The S&P 500 is likely to retreat to 1,330 as sluggish domestic growth, high oil prices and Europe’s debt woes take their toll on US stocks, according to Kevin Cook, senior stock strategist at Zacks.com.
“This market is building a wall of worry,” Cook told CNBC recently. “The train has left the station and left a lot of fund managers behind who wish they’d bought. They all want a pullback and that’s why we’re not getting it at the moment. A pullback will be bought even before 1,330 on the S&P.”
In a note, Cook identifies a number of what he calls “bricks for a wall of worry” that could contribute to a retreat of the S&P 500 from the current levels, including a slowdown in the economy.

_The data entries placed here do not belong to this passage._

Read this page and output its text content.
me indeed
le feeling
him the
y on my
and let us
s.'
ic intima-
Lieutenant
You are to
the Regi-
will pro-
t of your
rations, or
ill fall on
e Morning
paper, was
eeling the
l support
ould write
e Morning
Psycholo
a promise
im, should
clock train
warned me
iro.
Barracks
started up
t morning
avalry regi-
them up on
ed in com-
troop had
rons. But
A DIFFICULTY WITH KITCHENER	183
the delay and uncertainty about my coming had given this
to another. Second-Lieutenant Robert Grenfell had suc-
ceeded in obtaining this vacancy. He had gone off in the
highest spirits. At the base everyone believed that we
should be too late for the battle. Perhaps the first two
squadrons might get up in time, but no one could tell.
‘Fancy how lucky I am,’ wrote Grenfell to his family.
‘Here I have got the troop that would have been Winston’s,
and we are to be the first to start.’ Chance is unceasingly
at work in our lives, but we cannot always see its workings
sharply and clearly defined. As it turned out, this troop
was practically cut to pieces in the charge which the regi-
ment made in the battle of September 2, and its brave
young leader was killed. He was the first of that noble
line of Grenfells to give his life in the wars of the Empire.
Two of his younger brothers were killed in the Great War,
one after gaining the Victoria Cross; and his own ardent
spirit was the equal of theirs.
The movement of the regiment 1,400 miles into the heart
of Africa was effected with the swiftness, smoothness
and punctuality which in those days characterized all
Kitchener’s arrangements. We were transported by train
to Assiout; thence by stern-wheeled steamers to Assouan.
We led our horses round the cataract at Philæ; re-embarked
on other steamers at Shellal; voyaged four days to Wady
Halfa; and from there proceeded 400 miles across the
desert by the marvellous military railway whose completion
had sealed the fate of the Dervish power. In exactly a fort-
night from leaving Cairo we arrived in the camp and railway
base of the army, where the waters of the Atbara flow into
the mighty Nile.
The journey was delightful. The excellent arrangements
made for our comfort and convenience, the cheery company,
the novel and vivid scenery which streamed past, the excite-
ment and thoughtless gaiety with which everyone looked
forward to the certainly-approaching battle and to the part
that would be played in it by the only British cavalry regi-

He believes that first quarter US gross domestic product growth could be close to 1 percent, as the 2.8 percent expansion seen in the fourth quarter of last year was largely due to inventory rebuilding.
Cook also says that the index could tilt downwards as earnings and sales forecasts at US companies become flat.
“These and other factors make a good wall for markets to climb near-term,” Cook said. “I'm a buyer of 3-6 percent pullbacks to S&P 1330 and 1300.”
Cook also warned that retail investors may be falsely lured into buying on the S&P 500 if it does climb higher.
“Retail investors are looking at these levels and saying: ‘This isn’t really the place to get in’,” Cook said.
“Unfortunately what tends to happen is that if we do get a surge towards 1,400, then you have this whole wave of optimism where people say ‘I can’t be left behind again’ and they pile in. And that’s when you get a good pullback. One more surge could pile a lot of people back in and then surprise everyone with a nice shocking pullback,” he added.